Tanteku memang malaikatku. Dialah yang berjasa besar menyiapkan masa depanku. Sejak masuk SMP, sejak aku berstatus yatim piatu, aku tinggal bersamanya. Artinya, dialah yang menghidupiku sampai sekarang ini. Bukan hanya sekadar menghidupiku saja. Tapi beliaulah yang membiayai penuh sekolahku dan kuliahku. Bahkan beliaulah sendiri yang mendampingiku dalam wisudaku sebagai Sarjana Hukum, bulan yang lalu. Pendeknya, beliau sudah menganggapku sebagai putri kandungnya sendiri.

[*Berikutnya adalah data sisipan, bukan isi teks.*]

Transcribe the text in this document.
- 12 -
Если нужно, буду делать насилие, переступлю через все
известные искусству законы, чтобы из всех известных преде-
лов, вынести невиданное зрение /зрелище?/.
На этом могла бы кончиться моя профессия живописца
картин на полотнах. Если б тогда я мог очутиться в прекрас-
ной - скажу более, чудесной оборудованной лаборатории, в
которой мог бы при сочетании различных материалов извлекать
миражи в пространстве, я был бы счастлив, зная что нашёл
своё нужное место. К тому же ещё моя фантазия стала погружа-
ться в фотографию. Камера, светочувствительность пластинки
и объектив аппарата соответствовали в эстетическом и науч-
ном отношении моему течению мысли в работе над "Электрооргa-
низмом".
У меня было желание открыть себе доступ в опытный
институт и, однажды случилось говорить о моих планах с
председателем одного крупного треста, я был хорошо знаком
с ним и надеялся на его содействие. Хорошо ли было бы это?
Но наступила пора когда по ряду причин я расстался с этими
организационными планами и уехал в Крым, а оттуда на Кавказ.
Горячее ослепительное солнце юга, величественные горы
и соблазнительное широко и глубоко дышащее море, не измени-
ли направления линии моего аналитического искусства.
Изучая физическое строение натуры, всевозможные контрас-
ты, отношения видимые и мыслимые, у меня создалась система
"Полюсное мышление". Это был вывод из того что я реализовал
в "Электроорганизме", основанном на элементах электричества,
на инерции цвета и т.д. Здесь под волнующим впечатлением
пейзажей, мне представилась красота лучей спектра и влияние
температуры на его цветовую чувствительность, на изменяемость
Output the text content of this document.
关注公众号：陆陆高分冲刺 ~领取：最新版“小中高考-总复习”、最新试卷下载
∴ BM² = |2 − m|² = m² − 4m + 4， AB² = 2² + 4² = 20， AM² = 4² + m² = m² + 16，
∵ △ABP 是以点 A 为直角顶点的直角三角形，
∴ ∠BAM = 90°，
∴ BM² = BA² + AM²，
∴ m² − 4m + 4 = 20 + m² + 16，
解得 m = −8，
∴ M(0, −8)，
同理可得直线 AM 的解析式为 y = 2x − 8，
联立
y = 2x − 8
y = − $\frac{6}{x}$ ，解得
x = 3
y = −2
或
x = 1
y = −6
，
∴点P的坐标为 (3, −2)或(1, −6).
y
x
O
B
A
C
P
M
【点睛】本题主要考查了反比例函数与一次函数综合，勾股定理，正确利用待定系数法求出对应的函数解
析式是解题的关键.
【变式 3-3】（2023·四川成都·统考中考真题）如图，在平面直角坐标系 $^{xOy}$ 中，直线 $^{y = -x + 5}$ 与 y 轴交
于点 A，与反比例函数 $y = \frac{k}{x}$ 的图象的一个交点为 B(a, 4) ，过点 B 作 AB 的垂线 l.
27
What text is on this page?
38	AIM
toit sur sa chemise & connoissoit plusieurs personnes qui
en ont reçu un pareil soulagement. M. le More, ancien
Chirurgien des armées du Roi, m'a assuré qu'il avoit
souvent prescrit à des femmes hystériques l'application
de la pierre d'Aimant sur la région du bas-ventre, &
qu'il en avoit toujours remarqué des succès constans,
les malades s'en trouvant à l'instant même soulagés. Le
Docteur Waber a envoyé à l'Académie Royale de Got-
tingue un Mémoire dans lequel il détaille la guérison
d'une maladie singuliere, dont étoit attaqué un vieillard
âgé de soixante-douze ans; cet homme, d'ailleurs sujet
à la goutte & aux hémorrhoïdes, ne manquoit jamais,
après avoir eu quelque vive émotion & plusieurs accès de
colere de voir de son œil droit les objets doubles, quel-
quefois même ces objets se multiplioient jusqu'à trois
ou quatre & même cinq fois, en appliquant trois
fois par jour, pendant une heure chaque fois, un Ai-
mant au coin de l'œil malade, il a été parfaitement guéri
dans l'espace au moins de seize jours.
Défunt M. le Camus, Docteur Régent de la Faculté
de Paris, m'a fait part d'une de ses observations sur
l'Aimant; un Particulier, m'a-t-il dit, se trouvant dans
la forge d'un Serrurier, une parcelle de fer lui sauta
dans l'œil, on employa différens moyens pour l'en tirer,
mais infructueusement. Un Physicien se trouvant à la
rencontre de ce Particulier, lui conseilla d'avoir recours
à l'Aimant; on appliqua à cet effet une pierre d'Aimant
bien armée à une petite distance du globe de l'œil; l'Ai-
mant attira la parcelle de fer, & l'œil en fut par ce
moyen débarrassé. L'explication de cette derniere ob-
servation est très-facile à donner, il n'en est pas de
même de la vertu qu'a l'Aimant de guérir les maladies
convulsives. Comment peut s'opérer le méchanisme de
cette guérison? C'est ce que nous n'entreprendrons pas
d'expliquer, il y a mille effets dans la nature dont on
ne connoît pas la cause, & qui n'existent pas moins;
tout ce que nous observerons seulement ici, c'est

Maka wajiblah aku menghormati dan mematuhinya. Maka wajarlah, kalau kemudian aku menjadi sangat mengagumi, mempercayai  dan membanggakannya. Maka sudah seharusnya, jika aku akan membelanya mati-matian terhadap setiap upaya yang akan mencemarkan nama baiknya. Apalagi yang akan melakukan  character assassination terhadapnya. Akulah orang pertama yang akan melawan upaya-upaya seperti itu.
Masak tanteku dicurigai telah membajak tunanganku sendiri? Masak malaikatku yang cantik dan cerdas itu tega menghancur-leburkan cintaku? Masak pahlawan hidupku itu kini disinyalir sedang dalam proses merontokkan mimpi dan masa depanku? Â Akh, tidak, tidak dan tidak mungkin!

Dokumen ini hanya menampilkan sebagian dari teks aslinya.